New fire safety measures will help save the lives of tenants and ensure all rented property is equipped with a smoke alarm, Housing Minister Brandon Lewis said today.
From today (1 October), landlords will be required by law to install smoke and carbon monoxide alarms in their properties, under new Government measures coming into force.
It is estimated this could help prevent more than 25 deaths and nearly 700 injuries a year. Landlords who fail to install smoke and carbon monoxide alarms could face up to a £5,000 civil penalty.
Housing Minister Brandon Lewis said: “We’re determined to create a bigger, better and safer private rented sector. That means ensuring the safety of tenants with smoke and carbon monoxide alarms.
“Fire kills and people are at least four times more likely to die in a fire in the home if there’s no working smoke alarm.
“These changes will help save lives by ensuring all landlords install alarms in their properties, giving tenants the vital seconds they need to escape.”
The laws are part of wider Government moves to ensure there are sufficient measures in place to protect tenants, while at the same time avoiding needless red-tape.
The changes to the law will require landlords to install smoke alarms on every floor of their property, and install carbon monoxide alarms in rooms where there are solid fuel burning appliances.
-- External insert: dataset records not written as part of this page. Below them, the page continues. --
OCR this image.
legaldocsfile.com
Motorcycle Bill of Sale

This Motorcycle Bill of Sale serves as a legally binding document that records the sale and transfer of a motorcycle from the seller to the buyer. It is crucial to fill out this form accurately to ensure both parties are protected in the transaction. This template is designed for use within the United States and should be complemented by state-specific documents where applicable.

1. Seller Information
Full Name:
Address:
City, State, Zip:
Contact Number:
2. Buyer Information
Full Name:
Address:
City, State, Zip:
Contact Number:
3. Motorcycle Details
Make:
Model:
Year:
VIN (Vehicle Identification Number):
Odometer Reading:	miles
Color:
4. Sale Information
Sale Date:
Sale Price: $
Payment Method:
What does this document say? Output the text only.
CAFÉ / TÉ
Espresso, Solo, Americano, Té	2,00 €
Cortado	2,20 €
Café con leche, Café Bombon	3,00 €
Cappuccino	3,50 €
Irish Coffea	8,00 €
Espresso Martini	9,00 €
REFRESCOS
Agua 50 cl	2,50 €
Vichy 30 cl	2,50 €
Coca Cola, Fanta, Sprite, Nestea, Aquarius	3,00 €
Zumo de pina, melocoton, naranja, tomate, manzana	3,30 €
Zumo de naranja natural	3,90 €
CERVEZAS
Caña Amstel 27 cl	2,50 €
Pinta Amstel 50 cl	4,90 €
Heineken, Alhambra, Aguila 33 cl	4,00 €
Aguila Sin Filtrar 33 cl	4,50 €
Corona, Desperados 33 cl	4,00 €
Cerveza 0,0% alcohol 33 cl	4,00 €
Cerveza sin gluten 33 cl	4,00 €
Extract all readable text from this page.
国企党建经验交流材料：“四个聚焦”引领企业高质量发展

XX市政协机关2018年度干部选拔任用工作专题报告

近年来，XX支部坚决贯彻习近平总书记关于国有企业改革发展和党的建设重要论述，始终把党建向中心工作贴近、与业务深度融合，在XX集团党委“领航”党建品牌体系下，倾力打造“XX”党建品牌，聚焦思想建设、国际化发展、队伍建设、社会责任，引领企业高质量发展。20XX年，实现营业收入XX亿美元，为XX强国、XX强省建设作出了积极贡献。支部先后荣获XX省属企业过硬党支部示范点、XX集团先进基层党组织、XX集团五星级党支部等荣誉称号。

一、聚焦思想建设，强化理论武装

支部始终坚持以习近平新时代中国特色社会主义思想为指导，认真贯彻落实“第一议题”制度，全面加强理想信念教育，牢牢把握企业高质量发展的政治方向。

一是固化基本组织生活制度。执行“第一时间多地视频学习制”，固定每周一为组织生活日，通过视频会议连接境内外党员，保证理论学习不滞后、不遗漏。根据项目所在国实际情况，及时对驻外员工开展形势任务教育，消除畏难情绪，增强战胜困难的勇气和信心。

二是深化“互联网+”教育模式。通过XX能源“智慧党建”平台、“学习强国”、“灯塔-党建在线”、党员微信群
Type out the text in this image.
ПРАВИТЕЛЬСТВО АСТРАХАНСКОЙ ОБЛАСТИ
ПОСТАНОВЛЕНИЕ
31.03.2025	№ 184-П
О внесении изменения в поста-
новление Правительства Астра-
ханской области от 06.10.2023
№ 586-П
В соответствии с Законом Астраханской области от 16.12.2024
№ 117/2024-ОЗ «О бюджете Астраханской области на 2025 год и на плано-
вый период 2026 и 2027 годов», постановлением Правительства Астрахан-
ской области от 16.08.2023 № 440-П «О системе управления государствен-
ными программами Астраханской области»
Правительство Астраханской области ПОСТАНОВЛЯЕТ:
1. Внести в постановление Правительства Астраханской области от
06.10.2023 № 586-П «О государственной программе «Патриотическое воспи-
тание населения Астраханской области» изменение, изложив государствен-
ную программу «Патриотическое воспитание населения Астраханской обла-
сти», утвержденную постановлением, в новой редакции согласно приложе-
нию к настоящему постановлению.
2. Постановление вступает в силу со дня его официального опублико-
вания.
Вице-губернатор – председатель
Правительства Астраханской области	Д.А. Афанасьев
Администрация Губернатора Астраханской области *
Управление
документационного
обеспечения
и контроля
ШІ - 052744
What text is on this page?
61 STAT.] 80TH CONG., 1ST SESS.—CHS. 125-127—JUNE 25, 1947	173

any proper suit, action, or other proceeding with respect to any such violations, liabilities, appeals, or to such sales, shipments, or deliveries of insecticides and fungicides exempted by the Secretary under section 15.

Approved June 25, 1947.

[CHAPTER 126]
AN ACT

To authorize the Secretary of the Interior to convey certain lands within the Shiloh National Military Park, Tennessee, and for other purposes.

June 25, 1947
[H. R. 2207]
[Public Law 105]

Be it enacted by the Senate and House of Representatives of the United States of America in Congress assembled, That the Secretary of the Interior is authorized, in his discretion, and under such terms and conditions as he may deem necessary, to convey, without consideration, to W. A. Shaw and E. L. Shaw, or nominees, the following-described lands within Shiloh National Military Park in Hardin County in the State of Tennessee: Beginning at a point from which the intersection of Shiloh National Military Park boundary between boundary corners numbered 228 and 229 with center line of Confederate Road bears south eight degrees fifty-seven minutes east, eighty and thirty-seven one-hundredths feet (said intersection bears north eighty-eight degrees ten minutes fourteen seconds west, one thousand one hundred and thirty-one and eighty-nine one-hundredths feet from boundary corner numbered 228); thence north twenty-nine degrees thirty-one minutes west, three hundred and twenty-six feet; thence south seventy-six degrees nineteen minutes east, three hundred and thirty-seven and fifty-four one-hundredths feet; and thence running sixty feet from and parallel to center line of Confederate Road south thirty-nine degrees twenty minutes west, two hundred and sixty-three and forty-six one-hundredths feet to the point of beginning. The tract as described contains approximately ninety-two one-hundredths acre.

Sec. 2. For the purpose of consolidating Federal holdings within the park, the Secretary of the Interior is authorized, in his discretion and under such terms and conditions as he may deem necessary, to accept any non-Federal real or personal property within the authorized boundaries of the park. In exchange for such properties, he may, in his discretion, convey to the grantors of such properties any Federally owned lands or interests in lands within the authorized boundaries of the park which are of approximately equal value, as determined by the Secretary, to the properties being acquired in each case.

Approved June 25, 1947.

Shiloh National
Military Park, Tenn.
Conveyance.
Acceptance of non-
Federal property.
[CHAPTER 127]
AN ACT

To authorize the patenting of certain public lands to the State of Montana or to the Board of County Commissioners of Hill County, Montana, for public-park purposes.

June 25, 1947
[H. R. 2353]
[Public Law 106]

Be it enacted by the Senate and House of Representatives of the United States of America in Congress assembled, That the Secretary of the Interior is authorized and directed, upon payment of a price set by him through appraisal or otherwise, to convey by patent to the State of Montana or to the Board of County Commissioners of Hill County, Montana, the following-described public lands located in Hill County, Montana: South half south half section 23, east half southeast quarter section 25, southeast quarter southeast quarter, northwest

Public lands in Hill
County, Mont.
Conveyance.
They will need to ensure that the alarms are in working order at the start of each new tenancy. Those who fail to install smoke and carbon monoxide alarms could face up to a £5,000 civil penalty.
The move is in line other measures the Government is taking to improve standards in the private rented sector and crack down on the unscrupulous landlords who exploit the most vulnerable.
Forthcoming legislation will create a blacklist of persistent rogue landlords and letting agents, helping councils to focus their enforcement action on where it is most needed, and keeping track of those who have been convicted of housing offences.
Guidance will be published that will help protect tenants against unfair eviction and ensure they are more aware of their rights and responsibilities.
New laws under the Deregulation Act will bring an end to retaliatory evictions, where tenants make a legitimate complaint to their landlord about the property, but instead of making the repair the landlord serves them an eviction notice.